There is now research to show that being grouchy as you get older isn’t a good idea. A new report suggests that adults who reach almost 100 years old or older are more likely to be those that are happy and have a positive attitude towards life.
The researchers conducted a study of 243 people who managed to live until age 100, and discovered that most of the elderly participants considered themselves to be happy and good natured people, lacking anxiety and depression.
One scientist on the case, Nir Barzilai, says he expected the results to show a much different theory. He says he figured that the results would show people who lived longer were more quick tempered and grouchy, but the results. “When we assessed the personalities of these 243 centenarians, we found qualities that clearly reflect a positive attitude towards life.”
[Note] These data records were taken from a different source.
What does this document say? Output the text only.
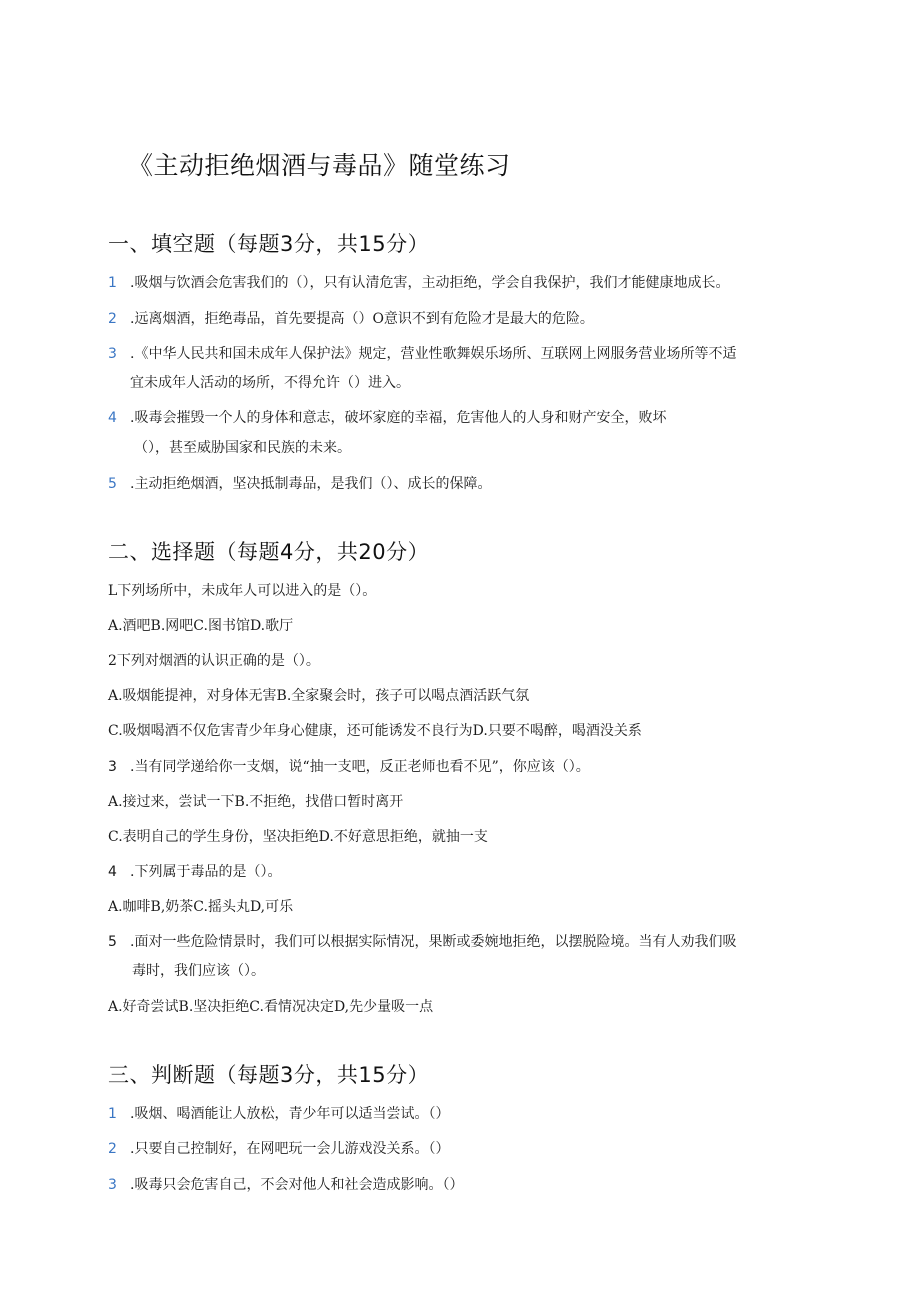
《主动拒绝烟酒与毒品》随堂练习
一、填空题（每题3分，共15分）
1 .吸烟与饮酒会危害我们的（），只有认清危害，主动拒绝，学会自我保护，我们才能健康地成长。
2 .远离烟酒，拒绝毒品，首先要提高（）O意识不到有危险才是最大的危险。
3 .《中华人民共和国未成年人保护法》规定，营业性歌舞娱乐场所、互联网上网服务营业场所等不适
宜未成年人活动的场所，不得允许（）进入。
4 .吸毒会摧毁一个人的身体和意志，破坏家庭的幸福，危害他人的人身和财产安全，败坏
（），甚至威胁国家和民族的未来。
5 .主动拒绝烟酒，坚决抵制毒品，是我们（）、成长的保障。
二、选择题（每题4分，共20分）
L下列场所中，未成年人可以进入的是（）。
A.酒吧B.网吧C.图书馆D.歌厅
2下列对烟酒的认识正确的是（）。
A.吸烟能提神，对身体无害B.全家聚会时，孩子可以喝点酒活跃气氛
C.吸烟喝酒不仅危害青少年身心健康，还可能诱发不良行为D.只要不喝醉，喝酒没关系
3 .当有同学递给你一支烟，说“抽一支吧，反正老师也看不见”，你应该（）。
A.接过来，尝试一下B.不拒绝，找借口暂时离开
C.表明自己的学生身份，坚决拒绝D.不好意思拒绝，就抽一支
4 .下列属于毒品的是（）。
A.咖啡B,奶茶C.摇头丸D,可乐
5 .面对一些危险情景时，我们可以根据实际情况，果断或委婉地拒绝，以摆脱险境。当有人劝我们吸
毒时，我们应该（）。
A.好奇尝试B.坚决拒绝C.看情况决定D,先少量吸一点
三、判断题（每题3分，共15分）
1 .吸烟、喝酒能让人放松，青少年可以适当尝试。（）
2 .只要自己控制好，在网吧玩一会儿游戏没关系。（）
3 .吸毒只会危害自己，不会对他人和社会造成影响。（）
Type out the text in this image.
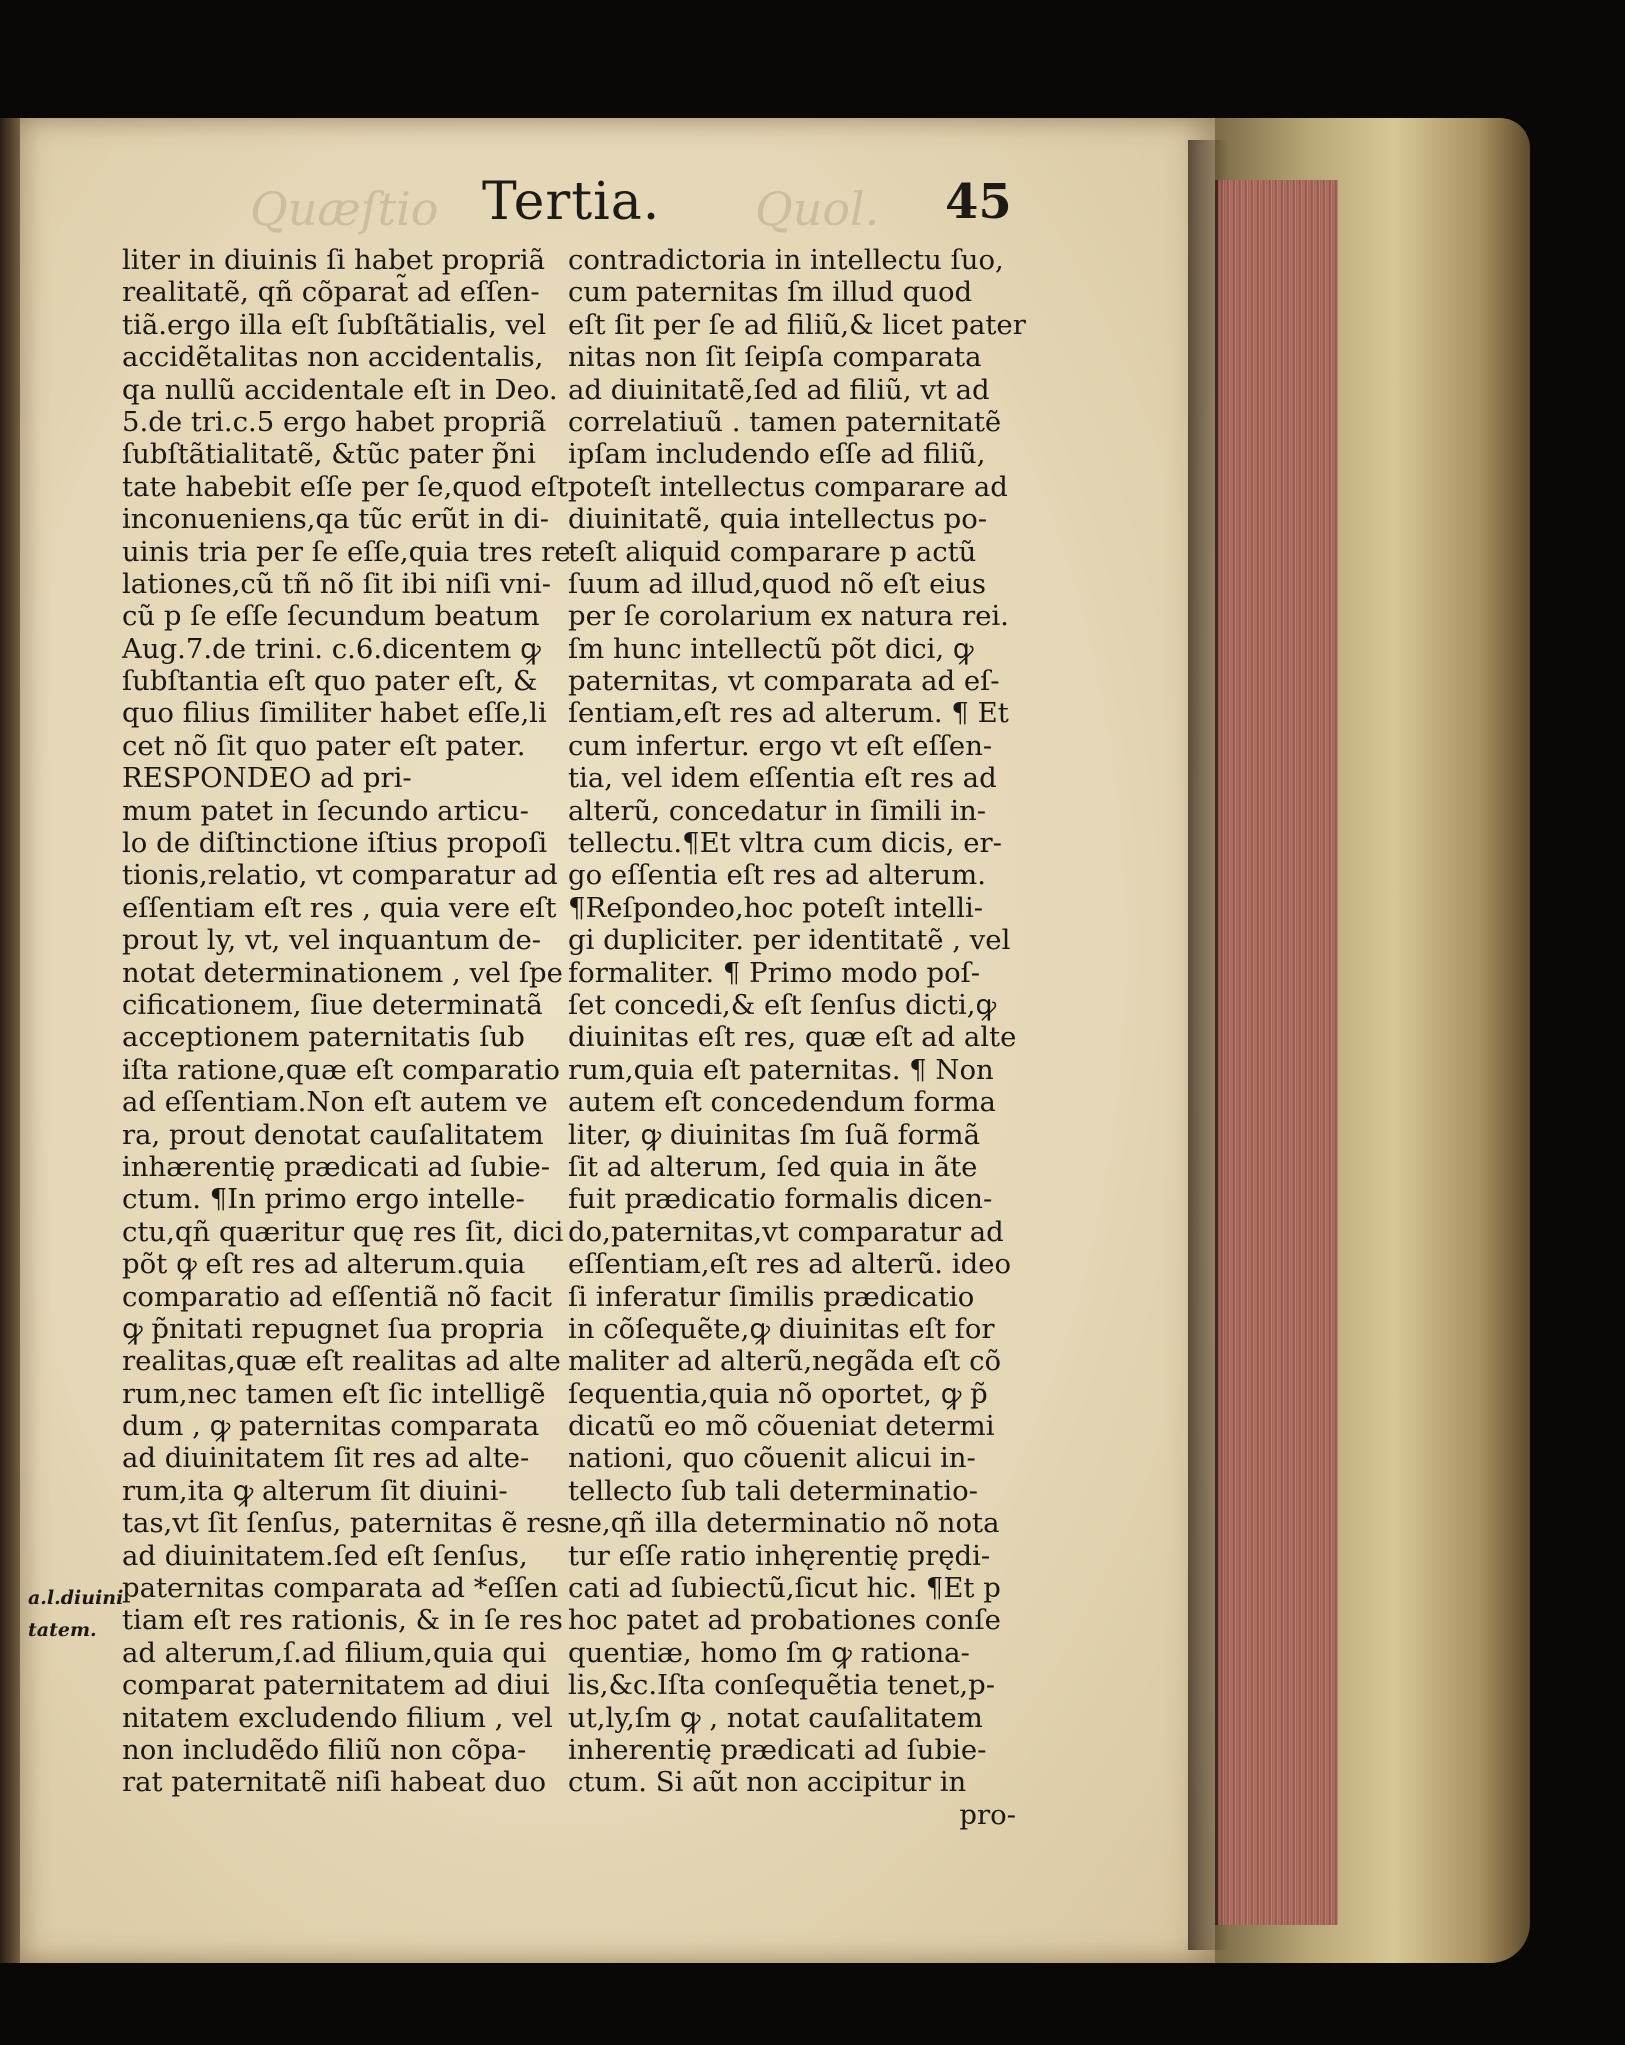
Quæſtio	Quol.
Tertia.	45
a.l.diuini
tatem.
liter in diuinis ſi habet propriã
realitatẽ, qñ cõparat̃ ad eſſen-
tiã.ergo illa eſt ſubſtãtialis, vel
accidẽtalitas non accidentalis,
qa nullũ accidentale eſt in Deo.
5.de tri.c.5 ergo habet propriã
ſubſtãtialitatẽ, &tũc pater p̃ni
tate habebit eſſe per ſe,quod eſt
inconueniens,qa tũc erũt in di-
uinis tria per ſe eſſe,quia tres re
lationes,cũ tñ nõ ſit ibi niſi vni-
cũ p ſe eſſe ſecundum beatum
Aug.7.de trini. c.6.dicentem ꝙ
ſubſtantia eſt quo pater eſt, &
quo filius ſimiliter habet eſſe,li
cet nõ ſit quo pater eſt pater.
RESPONDEO ad pri-
mum patet in ſecundo articu-
lo de diſtinctione iſtius propoſi
tionis,relatio, vt comparatur ad
eſſentiam eſt res , quia vere eſt
prout ly, vt, vel inquantum de-
notat determinationem , vel ſpe
cificationem, ſiue determinatã
acceptionem paternitatis ſub
iſta ratione,quæ eſt comparatio
ad eſſentiam.Non eſt autem ve
ra, prout denotat cauſalitatem
inhærentię prædicati ad ſubie-
ctum. ¶In primo ergo intelle-
ctu,qñ quæritur quę res ſit, dici
põt ꝙ eſt res ad alterum.quia
comparatio ad eſſentiã nõ facit
ꝙ p̃nitati repugnet ſua propria
realitas,quæ eſt realitas ad alte
rum,nec tamen eſt ſic intelligẽ
dum , ꝙ paternitas comparata
ad diuinitatem ſit res ad alte-
rum,ita ꝙ alterum ſit diuini-
tas,vt ſit ſenſus, paternitas ẽ res
ad diuinitatem.ſed eſt ſenſus,
paternitas comparata ad *eſſen
tiam eſt res rationis, & in ſe res
ad alterum,ſ.ad filium,quia qui
comparat paternitatem ad diui
nitatem excludendo filium , vel
non includẽdo filiũ non cõpa-
rat paternitatẽ niſi habeat duo
contradictoria in intellectu ſuo,
cum paternitas ſm illud quod
eſt ſit per ſe ad filiũ,& licet pater
nitas non ſit ſeipſa comparata
ad diuinitatẽ,ſed ad filiũ, vt ad
correlatiuũ . tamen paternitatẽ
ipſam includendo eſſe ad filiũ,
poteſt intellectus comparare ad
diuinitatẽ, quia intellectus po-
teſt aliquid comparare p actũ
ſuum ad illud,quod nõ eſt eius
per ſe corolarium ex natura rei.
ſm hunc intellectũ põt dici, ꝙ
paternitas, vt comparata ad eſ-
ſentiam,eſt res ad alterum. ¶ Et
cum infertur. ergo vt eſt eſſen-
tia, vel idem eſſentia eſt res ad
alterũ, concedatur in ſimili in-
tellectu.¶Et vltra cum dicis, er-
go eſſentia eſt res ad alterum.
¶Reſpondeo,hoc poteſt intelli-
gi dupliciter. per identitatẽ , vel
formaliter. ¶ Primo modo poſ-
ſet concedi,& eſt ſenſus dicti,ꝙ
diuinitas eſt res, quæ eſt ad alte
rum,quia eſt paternitas. ¶ Non
autem eſt concedendum forma
liter, ꝙ diuinitas ſm ſuã formã
ſit ad alterum, ſed quia in ãte
fuit prædicatio formalis dicen-
do,paternitas,vt comparatur ad
eſſentiam,eſt res ad alterũ. ideo
ſi inferatur ſimilis prædicatio
in cõſequẽte,ꝙ diuinitas eſt for
maliter ad alterũ,negãda eſt cõ
ſequentia,quia nõ oportet, ꝙ p̃
dicatũ eo mõ cõueniat determi
nationi, quo cõuenit alicui in-
tellecto ſub tali determinatio-
ne,qñ illa determinatio nõ nota
tur eſſe ratio inhęrentię prędi-
cati ad ſubiectũ,ſicut hic. ¶Et p
hoc patet ad probationes conſe
quentiæ, homo ſm ꝙ rationa-
lis,&c.Iſta conſequẽtia tenet,p-
ut,ly,ſm ꝙ , notat cauſalitatem
inherentię prædicati ad ſubie-
ctum. Si aũt non accipitur in
pro-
Barzilai’s research showed that most participants in the study, despite their age were very outgoing, relaxed and happy. They were also more likely to have a large support system and lots of friends, which could lead to happiness due to less anxiety and depression. The results also showed that the over 100 age group preferred to be expressive with their emotions and enjoyed laughing.
And this wasn’t the first study that showed happy people live longer. The English Longitudinal Study of Aging wanted to delve into the “happiness at all ages” theory several years ago. The study followed over 11,000 people age 50 and older since 2002. Participants were tested four times a day for a specific mood criteria. They were told to rate how excited, happy, content, worried, anxious, and scared they felt. Of the people who reported the most negative feelings (including feelings of stress, anger, depression and anxiety) 7.3 percent died within 5 years of the study.
On a more positive note, those who claimed to have the best mood saw that mortality rate get cut in half to a mere 3.6 percent. Researchers for the study adjusted the results based on certain factors such as whether the participants had been diagnosed with any specific diseases, and for obvious factors such as smoking and obesity. Even taking those factors into account, the risk of death was an impressive 35 percent lower for the happiest people.
While not directed solely at the elderly, the most recent study that pits good mood in favor of long life was noted in the February 2012 issue of the LiveWell newsletter out of the Mayo Clinic. They published the study (originally found in the journal Health Psychology) which gathered information from 820 office workers over a 20 year period. Over the years, 53 of the participants died. After an analysis of the deaths in question, it was noticed that the risk of death was less for the test participants who said they had more friendships at work, and considered themselves sociable. Subsequently it was higher for those who reported higher levels of feelings of anxiety, anger, stress and depression.